A crise de saúde dos atingidos é a face invisível do lucro do capital

O Brasil precisa com urgência de uma Política Nacional de Saúde dos Atingidos e Atingidas por Barragens e pela Crise Climática

O adoecimento de populações atingidas está diretamente ligado à perda de território, à ruptura dos modos de vida e à falta de políticas públicas. Foto: Francisco Proner / MAB
O adoecimento de populações atingidas está diretamente ligado à perda de território, à ruptura dos modos de vida e à falta de políticas públicas. Foto: Francisco Proner / MAB

Os estudos mais recentes produzidos pela Fiocruz, em parceria com o Movimento dos Atingidos por Barragens (MAB), confirmam aquilo que os atingidos denunciam há décadas: o anúncio de uma barragem, sua implementação, operação e rompimentos continuam produzindo adoecimento, violando direitos básicos e destruindo modos de vida inteiros, sem que exista, até hoje, uma política pública nacional de saúde para essas populações.

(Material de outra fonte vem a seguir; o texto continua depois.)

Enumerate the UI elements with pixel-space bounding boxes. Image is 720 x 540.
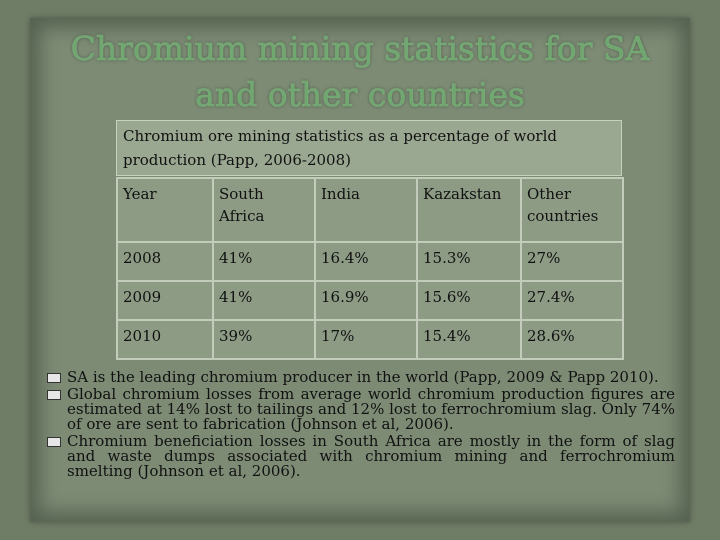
- table-cell: 15.4%: [416, 319, 522, 360]
- bullet-text: Chromium beneficiation losses in South A…: [67, 432, 675, 480]
- table-cell: 27.4%: [520, 280, 624, 321]
- header-other-countries: Other countries: [520, 177, 624, 243]
- bullet-text: Global chromium losses from average worl…: [67, 385, 675, 433]
- table-cell: 27%: [520, 241, 624, 282]
- table-row: 2010 39% 17% 15.4% 28.6%: [116, 319, 624, 360]
- bullet-list: SA is the leading chromium producer in t…: [47, 370, 675, 481]
- header-south-africa: South Africa: [212, 177, 316, 243]
- bullet-item: Global chromium losses from average worl…: [47, 387, 675, 432]
- table-cell: 41%: [212, 241, 316, 282]
- bullet-item: SA is the leading chromium producer in t…: [47, 370, 675, 385]
- header-india: India: [314, 177, 418, 243]
- header-kazakstan: Kazakstan: [416, 177, 522, 243]
- bullet-box-icon: [47, 373, 61, 383]
- table-cell: 2008: [116, 241, 214, 282]
- table-cell: 15.3%: [416, 241, 522, 282]
- table-cell: 28.6%: [520, 319, 624, 360]
- table-cell: 39%: [212, 319, 316, 360]
- bullet-text: SA is the leading chromium producer in t…: [67, 368, 659, 386]
- header-year: Year: [116, 177, 214, 243]
- table-cell: 15.6%: [416, 280, 522, 321]
- bullet-box-icon: [47, 390, 61, 400]
- table-cell: 16.4%: [314, 241, 418, 282]
- table-cell: 2010: [116, 319, 214, 360]
- table-cell: 16.9%: [314, 280, 418, 321]
- bullet-item: Chromium beneficiation losses in South A…: [47, 434, 675, 479]
- table-cell: 2009: [116, 280, 214, 321]
- table-row: 2009 41% 16.9% 15.6% 27.4%: [116, 280, 624, 321]
- table-cell: 17%: [314, 319, 418, 360]
- table-row: 2008 41% 16.4% 15.3% 27%: [116, 241, 624, 282]
- table-header-row: Year South Africa India Kazakstan Other …: [116, 177, 624, 243]
- slide-title: Chromium mining statistics for SA and ot…: [70, 29, 650, 114]
- table-cell: 41%: [212, 280, 316, 321]
- table-caption: Chromium ore mining statistics as a perc…: [116, 120, 622, 176]
- bullet-box-icon: [47, 437, 61, 447]
- statistics-table: Year South Africa India Kazakstan Other …: [116, 177, 624, 360]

Segundo o levantamento apresentado na pesquisa “Tecendo saberes na promoção de territórios sustentáveis e saudáveis”, que analisou mais de 560 estudos sobre os impactos das barragens desde 1940, os projetos de barragens alteram, de forma radical, a organização social dos territórios, rompem laços comunitários, desmontam economias locais, destroem ambientes de convivência e desarticulam as formas tradicionais de cuidado. Essa ruptura territorial, econômica e cultural não é um efeito colateral, mas um mecanismo estruturante do atual modelo energético, que desloca comunidades para abrir espaço ao empreendimento e as deixam sem condições de reconstrução.

As consequências para a saúde são profundas: aumento de casos de depressão, ansiedade, isolamento, empobrecimento acelerado, insegurança alimentar e perda de autonomia sobre o próprio território. O documento afirma que a saúde dos atingidos só pode ser entendida pela determinação social, ou seja, pelo conjunto de processos que vinculam adoecimento à expropriação, à destruição dos modos de vida e à ausência de políticas públicas capazes de responder a essa realidade.

Os impactos na saúde das populações atingidas pela crise climática não são diferentes. A perda repentina de situações como moradia, alimentação, transporte, renda, educação, água potável, trabalho e acesso à terra agravam o adoecimento individual e coletivo. Sem políticas que articulem essas áreas, o direito à saúde segue inviabilizado. E isso se potencializa porque milhares de famílias sequer são formalmente reconhecidas como atingidas, o que as impede de acessar programas de assistência, reparação e proteção social.

O Estado precisa com urgência reconhecer sua omissão histórica e efetivar o direito à saúde das populações atingidas, através de uma Política Nacional de Saúde das Populações Atingidas por Barragens e Crise Climática, com diretrizes próprias, protocolo de atendimento adequado e participação social. Ela deve complementar a Política Nacional dos Direitos das Populações Atingidas por Barragens (PNAB), que aguarda regulamentação.  

Na concepção do MAB, o adoecimento individual e coletivo estão diretamente relacionados com a ação do capital, que expropria seus recursos e seus modos de vida com a participação e omissão do Estado. Portanto, é fundamental que o Estado assuma e pague sua dívida histórica com as populações atingidas por barragens. Pagamento esse que só virá se os atingidos e atingidas seguirem usando da sua principal ferramenta de transformação social, que é pressão popular. 

Sem organização, formação e luta nada disso se efetivará. A luta pelos direitos das populações atingidas precisa estar vinculada à luta pelo Projeto Energético Popular, para mudar pela raiz as estruturas injustas desta sociedade. 

Saúde, água e energia não são mercadorias!